Мне кажется, что художник-философ — это немножко неправильно. Ну, исключения единичны. Я не знаю, ну… Наверное, «Философия одного переулка» Пятигорского. Наверное, кое-что из прозы Мамлеева, прежде всего философа-мыслителя, ну и художника сильного. А вот, скажем, «Зияющие высоты» Зиновьева, по-моему, сейчас читать уже невозможно. Ну, в любом случае художником быть, по-моему, веселее — он ближе к сердцу.
Услышимся через три минуты.
Продолжаем разговор.
Ну, поговорим о Максе Волошине. По понятной причине мы как-то еще не подходили вплотную к этой фигуре, потому что Волошин как-то всегда воспринимается как поэт второго ряда.
Кстати, к вопросу о Мандельштаме. Когда я «Остромова» писал, там известно, что одним из прототипов главного героя Дани Галицкого был такой Даниил Жуковский, сын Аделаиды Герцык (по фамилии мужа). И он — несчастный мальчик, страшно одаренный, гениальный. Я очень любил и тексты его, и дневники, и переписку. Просто один из любимых моих героев, расстрелянный по такому глупому доносу уже в тюрьме, а до этого посаженный за переписку, в том числе стихов Макса. И вот, прости меня, Господи, если какая-то может быть моральная претензия к Мандельштаму, то за одну его легкомысленную шутку. Мандельштаму (они же все были знакомы по Крыму) сказали, что вот сын Аделаиды Герцык, живущий в Судаке, живший, арестован. «А за что?» — «За переписывание стихов Макса Волошина». — «Ну и правильно. Макс — плохой поэт». Царствие небесное им всем, но, прости, Господи, это действительно такая шутка, скажем так, жестокая.

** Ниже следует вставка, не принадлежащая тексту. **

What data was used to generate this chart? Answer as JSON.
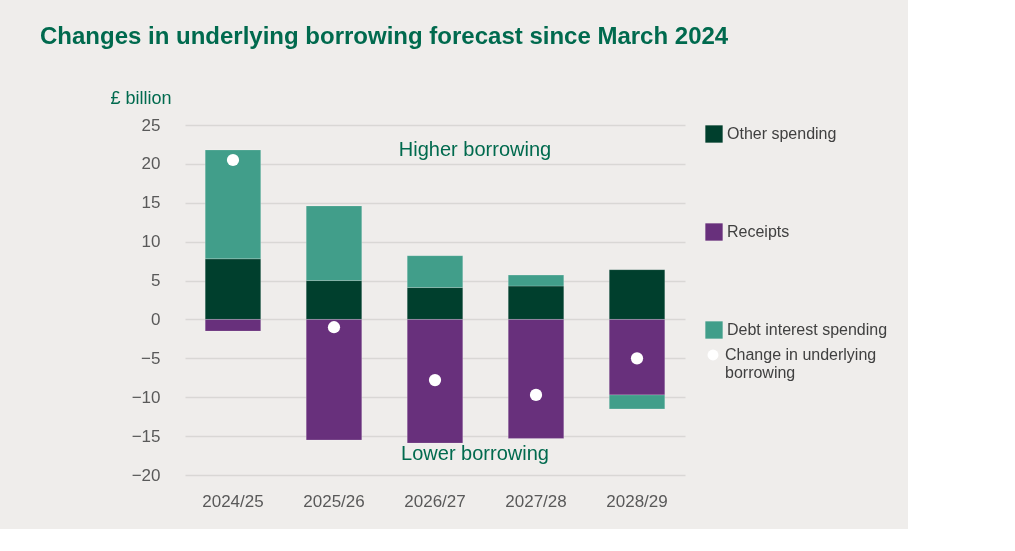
{
  "chart_data": {
    "type": "bar",
    "title": "Changes in underlying borrowing forecast since March 2024",
    "ylabel": "£ billion",
    "categories": [
      "2024/25",
      "2025/26",
      "2026/27",
      "2027/28",
      "2028/29"
    ],
    "stacked": true,
    "series": [
      {
        "name": "Other spending",
        "color": "#003f2d",
        "values": [
          7.8,
          5.0,
          4.1,
          4.3,
          6.4
        ]
      },
      {
        "name": "Receipts",
        "color": "#68307c",
        "values": [
          -1.5,
          -15.5,
          -15.9,
          -15.3,
          -9.7
        ]
      },
      {
        "name": "Debt interest spending",
        "color": "#419e8a",
        "values": [
          14.0,
          9.6,
          4.1,
          1.4,
          -1.8
        ]
      },
      {
        "name": "Change in underlying borrowing",
        "type": "scatter",
        "color": "#ffffff",
        "x": [
          "2024/25",
          "2025/26",
          "2026/27",
          "2027/28",
          "2028/29"
        ],
        "values": [
          20.5,
          -1.0,
          -7.8,
          -9.7,
          -5.0
        ]
      }
    ],
    "ylim": [
      -20,
      25
    ],
    "yticks": [
      -20,
      -15,
      -10,
      -5,
      0,
      5,
      10,
      15,
      20,
      25
    ],
    "grid": "y",
    "legend": "right",
    "marker": "circle",
    "annotations": [
      "Higher borrowing",
      "Lower borrowing"
    ]
  }
}
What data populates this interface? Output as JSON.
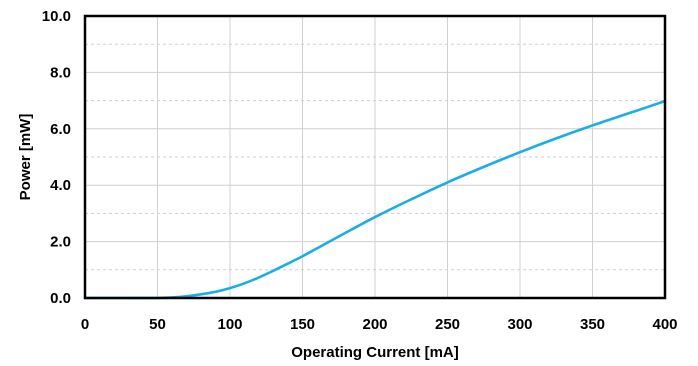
{
  "chart_data": {
    "type": "line",
    "xlabel": "Operating Current [mA]",
    "ylabel": "Power [mW]",
    "xlim": [
      0,
      400
    ],
    "ylim": [
      0,
      10
    ],
    "x_ticks": [
      "0",
      "50",
      "100",
      "150",
      "200",
      "250",
      "300",
      "350",
      "400"
    ],
    "y_ticks": [
      "0.0",
      "2.0",
      "4.0",
      "6.0",
      "8.0",
      "10.0"
    ],
    "grid": true,
    "series": [
      {
        "color": "#1aaee5",
        "x": [
          0,
          25,
          50,
          60,
          70,
          80,
          90,
          100,
          110,
          120,
          130,
          140,
          150,
          160,
          175,
          200,
          225,
          250,
          275,
          300,
          325,
          350,
          375,
          400
        ],
        "y": [
          0.0,
          0.0,
          0.0,
          0.02,
          0.06,
          0.13,
          0.22,
          0.35,
          0.52,
          0.73,
          0.97,
          1.22,
          1.48,
          1.76,
          2.18,
          2.87,
          3.5,
          4.1,
          4.65,
          5.17,
          5.66,
          6.12,
          6.55,
          6.98
        ]
      }
    ]
  }
}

Но дело в том, что Мандельштаму Макс действительно должен был казаться плохим поэтом. Но тут вот какая вещь: надо, наверное, к этому прийти. Все-таки в поэзии бывают очень разные системы отсчета. Любовь к Мандельштаму — она как бы льстит читателю. Читатель склонен больше себя уважать за разгадывание бесконечно красивых, суггестивных, иногда очень точных, кстати, вполне рациональных мандельштамовских ребусов. Меня дети многие, вот школьники… Когда я, бываю, читаю «Стихи о неизвестном солдате», я говорю: «Но ведь, наверное, вам ничего не понятно?» — «Да Львович, а что тут не понять?» Я говорю: «Ну, дай вам Бог здоровья и генеральский чин, если для вас так понятно». Кстати, именно один из моих школьников мне объяснил, что «Ясность ясеневая и зоркость яворовая чуть-чуть красная мчится в свой дом» — это всего лишь листопад; говоря по-ахматовски, «страшный праздник мертвой листвы». Наверное, им действительно понятно. Но в принципе Мандельштам, конечно, труден. И любить Мандельштама — это как-то больше уважать себя за понимание вот этих тяжелых и сложных вещей.
А любить Волошина не так лестно, потому что Макс понятный… Максимилиан Александрович. Простите. Ну, уж как я привык так его называть про себя, потому что у меня всегда было отношение к нему как к земляку. Часто и много я бывал в Коктебеле (увы, для меня теперь недоступном), и много проводил времени в его музее, скупал там книжки все. И даже однажды там в отсутствие экскурсовода проводил экскурсию, чем страшно горжусь, для школьников.
Так вот, Макс, Максим, Максимилиан — он понятен, он рационален. И может быть, даже его стихи имеют некоторый соблазн назвать их прозой — иногда рифмованной, иногда нерифмованной, белым стихом. Но его поэма «Россия» по густоте, плотности и точности мысли — это, безусловно, высокая поэзия. Мне представляется, что… Кстати говоря, мое первое впечатление от поэмы «Россия» — шок настоящий, ведь я ее услышал, когда я еще она не была перепечатана в России. Она в Максовских сборниках не перепечатывалась. Слепакова мне прочла ее в восемьдесят восьмом году. И даже я очень хорошо помню, с каких слов я стал действительно запоминать вот это грандиозное произведение.